Braddon tossed two shillings to the boy watching his horse. “You’d better tie it up in the stables and then get me a hackney.”

The boy looked curious. “Got yourself an injury, milord?”

Braddon sighed and threw him another coin. “The hackney.”

“Right you are, milord.” The boy ran off toward the street, leaving the horse tied to a pole.

“I suppose he’ll remember my horse later,” Braddon said doubtfully. He started to hop toward the gate to Vincent’s Horse Emporium, delicately carrying his spare boot in his fingers. Kesgrave would kill him if he got greasy fingerprints on a boot, broken leg or no.

“Don’t worry,” Madeleine said. “I’ll rescue your horse.”

Braddon looked down affectionately at her soft rumpled hair.

“I love you, you know that?”

Madeleine stopped and clutched his arm. “Don’t talk like that! What if Papa heard you? You’re not even whispering.”

Braddon shrugged. “I’m a wounded man. What can he do? And it’s true. I love you, Maddie.”

“Pooh! You are a rake,” Madeleine said rudely. “You love me only because I have not given in to your demands.” They were at the edge of the street now, and the hackney was waiting, its door open.

Madeleine turned about and almost marched off without saying another word.
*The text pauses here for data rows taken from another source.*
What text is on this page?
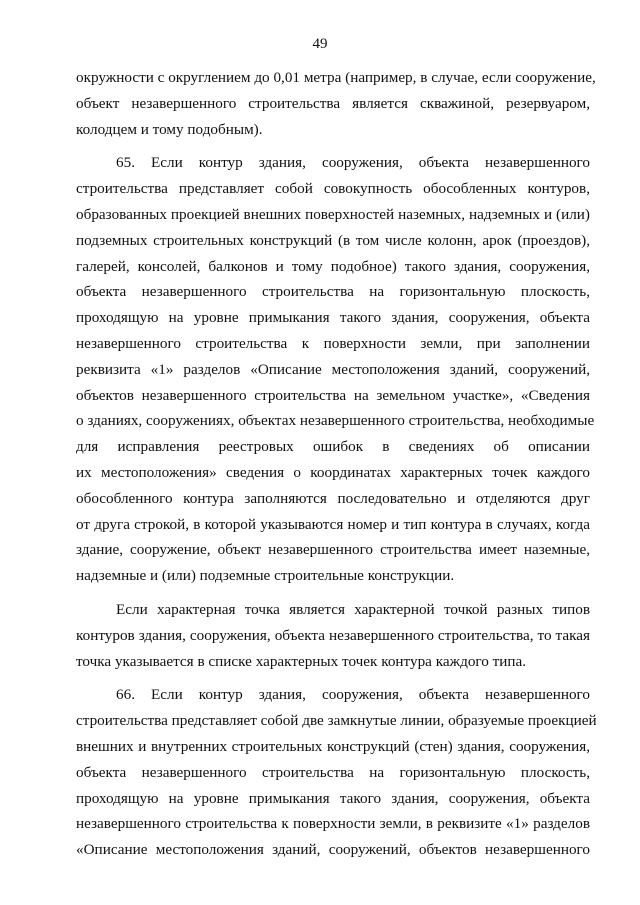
49

окружности с округлением до 0,01 метра (например, в случае, если сооружение,
объект незавершенного строительства является скважиной, резервуаром,
колодцем и тому подобным).

65. Если контур здания, сооружения, объекта незавершенного
строительства представляет собой совокупность обособленных контуров,
образованных проекцией внешних поверхностей наземных, надземных и (или)
подземных строительных конструкций (в том числе колонн, арок (проездов),
галерей, консолей, балконов и тому подобное) такого здания, сооружения,
объекта незавершенного строительства на горизонтальную плоскость,
проходящую на уровне примыкания такого здания, сооружения, объекта
незавершенного строительства к поверхности земли, при заполнении
реквизита «1» разделов «Описание местоположения зданий, сооружений,
объектов незавершенного строительства на земельном участке», «Сведения
о зданиях, сооружениях, объектах незавершенного строительства, необходимые
для исправления реестровых ошибок в сведениях об описании
их местоположения» сведения о координатах характерных точек каждого
обособленного контура заполняются последовательно и отделяются друг
от друга строкой, в которой указываются номер и тип контура в случаях, когда
здание, сооружение, объект незавершенного строительства имеет наземные,
надземные и (или) подземные строительные конструкции.

Если характерная точка является характерной точкой разных типов
контуров здания, сооружения, объекта незавершенного строительства, то такая
точка указывается в списке характерных точек контура каждого типа.

66. Если контур здания, сооружения, объекта незавершенного
строительства представляет собой две замкнутые линии, образуемые проекцией
внешних и внутренних строительных конструкций (стен) здания, сооружения,
объекта незавершенного строительства на горизонтальную плоскость,
проходящую на уровне примыкания такого здания, сооружения, объекта
незавершенного строительства к поверхности земли, в реквизите «1» разделов
«Описание местоположения зданий, сооружений, объектов незавершенного
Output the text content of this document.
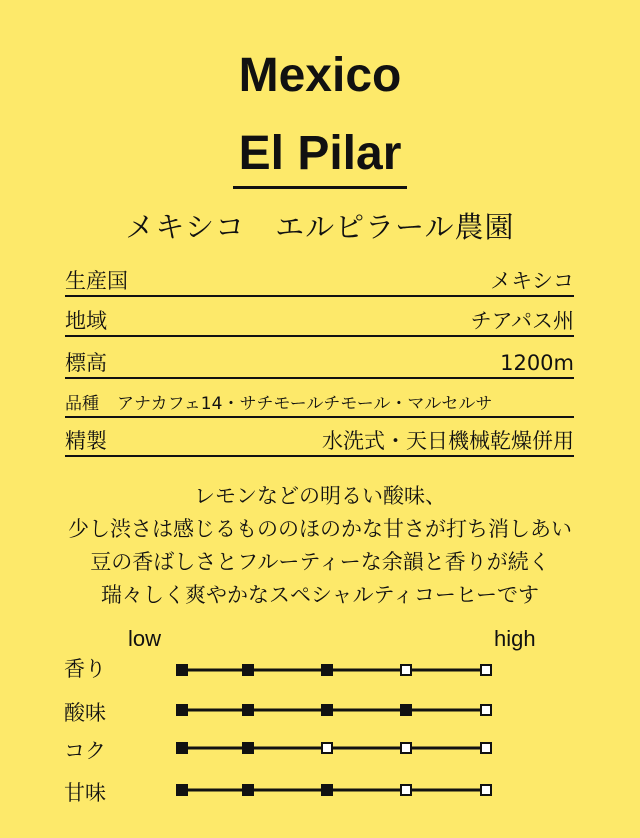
Mexico
El Pilar
メキシコ　エルピラール農園
生産国	メキシコ
地域	チアパス州
標高	1200m
品種 アナカフェ14・サチモールチモール・マルセルサ
精製	水洗式・天日機械乾燥併用
レモンなどの明るい酸味、
少し渋さは感じるもののほのかな甘さが打ち消しあい
豆の香ばしさとフルーティーな余韻と香りが続く
瑞々しく爽やかなスペシャルティコーヒーです
low	high
香り
酸味
コク
甘味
Then suddenly she thought of something. “You’ll have to come back when you want that plaster removed. Unless you tell your man that it’s a fake.”

“No!” Braddon was revolted by the idea. “Kesgrave is a knaggy old gaffer. He’d have no sense of the fun of the thing. I shan’t tell anyone. Madeleine …”

She stopped and looked back at him, a rounded, curvy girl, her brown hair catching gold lights in the dusty sunlight of the horse yard.

“Thank you for helping me.”

Madeleine gave a sudden, sparkling grin. “It behooves a courtesan to ensure that her master doesn’t get married,” she observed. Then she laughed outright at the look of disgust that crossed Braddon’s face.

“You are not just a courtesan!” he protested.

“I’m not a courtesan at all,” Madeleine pointed out, and turned about again, walking quickly into the shadow of the stables.

From there she watched Braddon hop his way into the hackney, swearing fulsomely when the plaster caught and banged loudly against the hackney door. Good thing he hadn’t really broken his leg. That little maneuver would have hurt like the devil, in Madeleine’s opinion.

It was hard not to feel wistful, watching Braddon cram his large frame into the hackney. Life as his mistress would be blissful.

Madeleine shook herself. Poor Gracie! She had quite deserted her in the middle of bandaging her foreleg.

Poor Gracie indeed! Gracie had just licked up the last of the poultice intended for her leg, and when Madeleine’s father appeared he found his daughter scolding the greedy nag in bursts of irritable French.